The rainier-than-usual weather in South County this year hasn’t
been such a blessing if the increase of water rates is factored
in.
The rainier-than-usual weather in South County this year hasn’t been such a blessing if the increase of water rates is factored in.
Due to the rainfall, an effective conservation effort by the county’s residents coupled with a still-suffering economy, the Santa Clara Valley Water District faces falling revenue.
The rate payer will be penalized: a 3.6 percent increase is proposed for 2011-12, with rates increasing by about the same percentage each year through 2020.
Water usage has declined over the last year, according to senior project manager Darin Taylor, and the district needs to raise rates to keep the water flowing to the district’s thousands of well owners and operators. A public hearing is scheduled to start at 7 p.m. today at Morgan Hill City Hall, 17555 Peak Ave.
Water charges were flat from 2009 through 2011, but based on the district’s projections the charges will increase 18 percent over the next five years from this year’s proposed municipal and industrial rate of $275 per acre foot to $325 per acre foot; agriculture rates will go from $16.50 per acre foot to $17.10. One acre foot is enough water to supply a family of five for one year.
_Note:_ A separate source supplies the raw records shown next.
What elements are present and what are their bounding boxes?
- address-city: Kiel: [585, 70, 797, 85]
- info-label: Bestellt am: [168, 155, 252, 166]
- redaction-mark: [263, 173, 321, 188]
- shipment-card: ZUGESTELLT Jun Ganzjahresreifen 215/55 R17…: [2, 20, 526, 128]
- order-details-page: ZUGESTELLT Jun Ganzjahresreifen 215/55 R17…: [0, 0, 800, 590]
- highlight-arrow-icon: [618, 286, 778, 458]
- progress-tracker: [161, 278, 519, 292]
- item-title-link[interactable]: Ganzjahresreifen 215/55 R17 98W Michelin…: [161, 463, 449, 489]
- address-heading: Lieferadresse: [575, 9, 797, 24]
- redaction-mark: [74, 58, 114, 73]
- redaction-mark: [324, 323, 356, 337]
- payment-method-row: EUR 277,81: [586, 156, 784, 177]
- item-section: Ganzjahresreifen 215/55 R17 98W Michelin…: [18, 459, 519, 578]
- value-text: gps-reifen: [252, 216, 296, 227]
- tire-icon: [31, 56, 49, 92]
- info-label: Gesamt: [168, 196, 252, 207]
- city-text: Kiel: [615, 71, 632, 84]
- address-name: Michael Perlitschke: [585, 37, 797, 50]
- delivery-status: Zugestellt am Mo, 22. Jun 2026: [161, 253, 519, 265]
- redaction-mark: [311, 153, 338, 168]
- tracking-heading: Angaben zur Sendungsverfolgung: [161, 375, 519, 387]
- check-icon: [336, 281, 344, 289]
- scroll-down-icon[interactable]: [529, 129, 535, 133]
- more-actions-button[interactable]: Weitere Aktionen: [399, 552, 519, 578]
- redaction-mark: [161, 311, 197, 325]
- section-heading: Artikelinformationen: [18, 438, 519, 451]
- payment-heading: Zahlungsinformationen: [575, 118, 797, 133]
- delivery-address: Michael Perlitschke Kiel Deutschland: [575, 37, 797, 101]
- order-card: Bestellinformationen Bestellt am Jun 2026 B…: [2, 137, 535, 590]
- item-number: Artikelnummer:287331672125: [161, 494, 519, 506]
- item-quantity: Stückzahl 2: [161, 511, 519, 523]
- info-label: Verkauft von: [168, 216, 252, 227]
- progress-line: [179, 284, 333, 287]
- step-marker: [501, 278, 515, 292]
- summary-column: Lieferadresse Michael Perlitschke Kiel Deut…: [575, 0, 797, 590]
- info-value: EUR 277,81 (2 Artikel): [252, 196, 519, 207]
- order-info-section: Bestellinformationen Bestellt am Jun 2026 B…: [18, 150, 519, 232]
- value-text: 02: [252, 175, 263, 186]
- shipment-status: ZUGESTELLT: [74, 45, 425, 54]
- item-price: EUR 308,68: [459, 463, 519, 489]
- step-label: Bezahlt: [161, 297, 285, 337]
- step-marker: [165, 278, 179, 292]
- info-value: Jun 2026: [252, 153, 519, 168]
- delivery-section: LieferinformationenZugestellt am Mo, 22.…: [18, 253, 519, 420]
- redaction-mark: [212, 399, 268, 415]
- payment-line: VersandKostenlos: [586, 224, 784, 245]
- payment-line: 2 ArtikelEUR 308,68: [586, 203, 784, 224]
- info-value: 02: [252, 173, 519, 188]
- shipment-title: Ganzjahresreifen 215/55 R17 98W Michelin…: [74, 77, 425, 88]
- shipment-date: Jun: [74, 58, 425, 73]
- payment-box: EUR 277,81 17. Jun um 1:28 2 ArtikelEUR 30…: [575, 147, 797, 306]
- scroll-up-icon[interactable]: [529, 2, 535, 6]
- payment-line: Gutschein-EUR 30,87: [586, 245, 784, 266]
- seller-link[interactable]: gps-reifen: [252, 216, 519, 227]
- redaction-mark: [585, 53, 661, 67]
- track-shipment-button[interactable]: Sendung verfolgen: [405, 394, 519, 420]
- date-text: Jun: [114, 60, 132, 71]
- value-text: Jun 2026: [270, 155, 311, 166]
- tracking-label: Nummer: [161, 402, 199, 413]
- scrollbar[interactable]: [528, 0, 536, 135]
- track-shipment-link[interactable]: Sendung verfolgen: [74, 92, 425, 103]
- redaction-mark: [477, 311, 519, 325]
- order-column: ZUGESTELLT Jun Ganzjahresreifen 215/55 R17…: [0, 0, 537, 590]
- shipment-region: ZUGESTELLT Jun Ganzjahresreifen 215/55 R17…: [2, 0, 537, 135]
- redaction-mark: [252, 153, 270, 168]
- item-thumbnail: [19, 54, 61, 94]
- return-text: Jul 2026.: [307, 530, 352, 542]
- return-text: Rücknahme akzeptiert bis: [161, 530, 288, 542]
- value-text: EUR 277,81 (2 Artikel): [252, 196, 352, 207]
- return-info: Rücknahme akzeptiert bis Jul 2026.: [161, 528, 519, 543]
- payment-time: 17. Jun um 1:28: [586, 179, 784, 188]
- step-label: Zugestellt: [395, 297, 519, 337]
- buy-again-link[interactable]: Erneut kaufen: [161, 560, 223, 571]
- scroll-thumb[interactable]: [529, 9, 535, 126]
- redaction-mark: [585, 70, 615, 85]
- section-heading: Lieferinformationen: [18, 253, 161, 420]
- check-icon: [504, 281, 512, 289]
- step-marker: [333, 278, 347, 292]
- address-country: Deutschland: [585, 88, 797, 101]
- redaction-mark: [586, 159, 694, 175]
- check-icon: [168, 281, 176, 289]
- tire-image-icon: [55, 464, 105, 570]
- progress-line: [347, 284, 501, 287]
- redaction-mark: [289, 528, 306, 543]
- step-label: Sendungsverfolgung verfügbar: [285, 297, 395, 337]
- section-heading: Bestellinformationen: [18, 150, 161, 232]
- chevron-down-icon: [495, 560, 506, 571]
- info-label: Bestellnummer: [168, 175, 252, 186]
The water district’s seven-member board of directors will close the public hearing April 26 at its regular board meeting. If passed, the new water rate will go into effect July 1.
According to the district, the average household in South County would experience a monthly increase of 34 cents or about 1 cent per day if the increase is approved. True, the water district’s rates for South County do rank as some of the lowest per month in the state; Bakersfield and Sacramento are listed among those that pay between $21 and $29 a month on average, similar to Morgan Hill. Some of the higher paying customers elsewhere in the state, such as Palo Alto, San Francisco and San Jose, must purchase treated or imported water, which has a steeper price tag than using replenished water from South County’s own basin.
The conservation effort was purely voluntary in 2010 after district staff recommended a more lax approach following a “positive response” in 2009 amid a three-year drought. Residents conserved 9.7 percent and the district lost about $9.5 million in revenue in 2009, district officials said. The district can only recommend conservation levels. Water retailers, such as the cities of Morgan Hill and Gilroy, have final say of what they require of their customers.
The city – the owner of eight wells and water retailer to more than 12,000 customers – also has an influence on whether or not an increase is approved. For the second consecutive year, the water district is allowing well owners to protest the rate increase with a letter. If more than 50 percent of South County’s almost 4,000 well owners, property owners or water retailers, mail their letters of protest by the close of the public hearing April 26 there won’t be an increase and charges will remain as they are now. The protest is colloquially known as the “one well, one vote protest.” Some local well owners, and frequent water district critics, have said all rate payers should have the opportunity to protest since some wells provide water for several homes.
Last year, the protest failed when fewer than 500 protest letters were counted. At the public hearing, the district is seeking public input and is planning to find a third party to observe the tabulation process of each letter; something the district did not do last year.
Thirteen water retailers work with the water district to distribute the water to farms and homes, including Great Oaks Water Co., which have been diametrically opposed to groundwater charges for some time.
The water district is appealing a case with the Great Oaks Water Co. after a judge ruled in 2009 that the groundwater charges were illegal because they were not voted on by residents, a requirement by Proposition 218. The two-year-old protest procedure is compliant with Prop. 218 though the water district maintains it’s not legally required to do so by Prop. 218 but by the District Act, which is the law that created the district in 1987.
Twenty-three years ago the water district charged $22 per acre foot for the sometimes referred to “pump tax” or groundwater charge. Since his first bill dated in 1987, San Martin well owner Bob Cerruti says the rate has increased by 1,150 percent (as of 2008). The rate is incongruent with other utility charges over the same time period: PG&E has increased 165 percent and land-line phone bills about 25 percent since 1987, Cerruti said.